How About Them Apples?

I hate my iPhone and now I know for sure that my iPhone hates me. 

Not only did I survive a few days without a smartphone, I kind of enjoyed it. I didn’t even lose my cool when my data disappeared. There was nothing I could do about it. It was strangely liberating. But now it’s back.

To get permission from the corporate mothership to download work email to our phones, employees must agree to a wipe-out clause. We have to use a passcode on the phone and if we try and fail to input the passcode correctly, the phone will reset and all of its data will disappear. This isn’t an unusual demand. It’s to guard against the theft of corporate secrets.

Last Tuesday, my phone prompted me to make my regular ninety-day password change, so I did. Or so I thought. Apparently I made a mistake because when I tried to get into the phone it locked me out. First for a minute, then three minutes and then an hour at a time. What had I done? I didn’t know.
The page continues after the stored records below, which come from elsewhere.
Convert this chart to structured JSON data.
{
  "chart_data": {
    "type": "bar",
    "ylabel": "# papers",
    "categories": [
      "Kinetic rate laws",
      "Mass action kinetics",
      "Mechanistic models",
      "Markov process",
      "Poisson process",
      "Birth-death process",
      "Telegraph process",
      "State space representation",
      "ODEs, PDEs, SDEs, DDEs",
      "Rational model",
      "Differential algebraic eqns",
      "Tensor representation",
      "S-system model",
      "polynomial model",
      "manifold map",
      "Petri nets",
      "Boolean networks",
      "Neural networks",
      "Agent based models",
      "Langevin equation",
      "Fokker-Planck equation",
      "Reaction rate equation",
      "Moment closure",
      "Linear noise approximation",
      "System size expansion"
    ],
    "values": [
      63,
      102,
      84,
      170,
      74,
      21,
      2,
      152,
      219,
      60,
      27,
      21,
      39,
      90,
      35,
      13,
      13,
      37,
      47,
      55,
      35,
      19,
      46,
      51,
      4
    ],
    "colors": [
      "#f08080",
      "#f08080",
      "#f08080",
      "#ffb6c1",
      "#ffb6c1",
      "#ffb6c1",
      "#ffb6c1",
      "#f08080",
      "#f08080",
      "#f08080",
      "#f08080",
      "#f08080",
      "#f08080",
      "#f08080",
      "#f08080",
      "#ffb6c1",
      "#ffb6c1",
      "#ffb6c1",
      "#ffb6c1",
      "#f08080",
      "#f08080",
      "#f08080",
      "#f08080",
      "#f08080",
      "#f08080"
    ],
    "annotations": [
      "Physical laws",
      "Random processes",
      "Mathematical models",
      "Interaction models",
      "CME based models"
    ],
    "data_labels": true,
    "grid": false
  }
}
To compound the problem, it seems I changed my Apple ID password at some point and either didn’t make a note of it or wrote it down in my now-locked phone. The only way to reset the password online was to receive a special code on my “trusted Apple device” – yes, my locked phone.

What followed was a runaround of going to a store and allowing an employee to put my SIM card into her phone so she could retrieve a code from Apple – it was the technology version of lemmings following each other off a cliff. The result was a phone wiped clean of data, and restored to just a phone. It was no longer smart. Apple told me it would be more than two weeks before it could be restored.

Little girl outside on a summer day holding her head in her hands and screaming in frustration
Not exactly as shown

I did figure out a workaround and got everything back more quickly. This kind of thing can happen to anyone. A simple error. A momentary lapse of memory. Many social media friends told me about their own misadventures that lead to data wipes. I will change my ways. No longer will I retrieve work email on my phone. If something’s urgent, people will find me another way. There are lots of other ways.

There is only one thing more frustrating than what happened with my phone. It’s the well-meaning people who tell me what I “should have done” to avoid the problem. I always appreciate your comments but I beg of you, please don’t. I promise you, whatever it is, I tried it or it wasn’t part of the equation. To err is human and I reserve the right to my flawed humanity! But thank you.

 

1 thought on “How About Them Apples?”

  1. Talk about corporate overkill when there are so many other options to protect data that doesn’t require a complete wipe of a phone especially if you’re only picking up E-mails.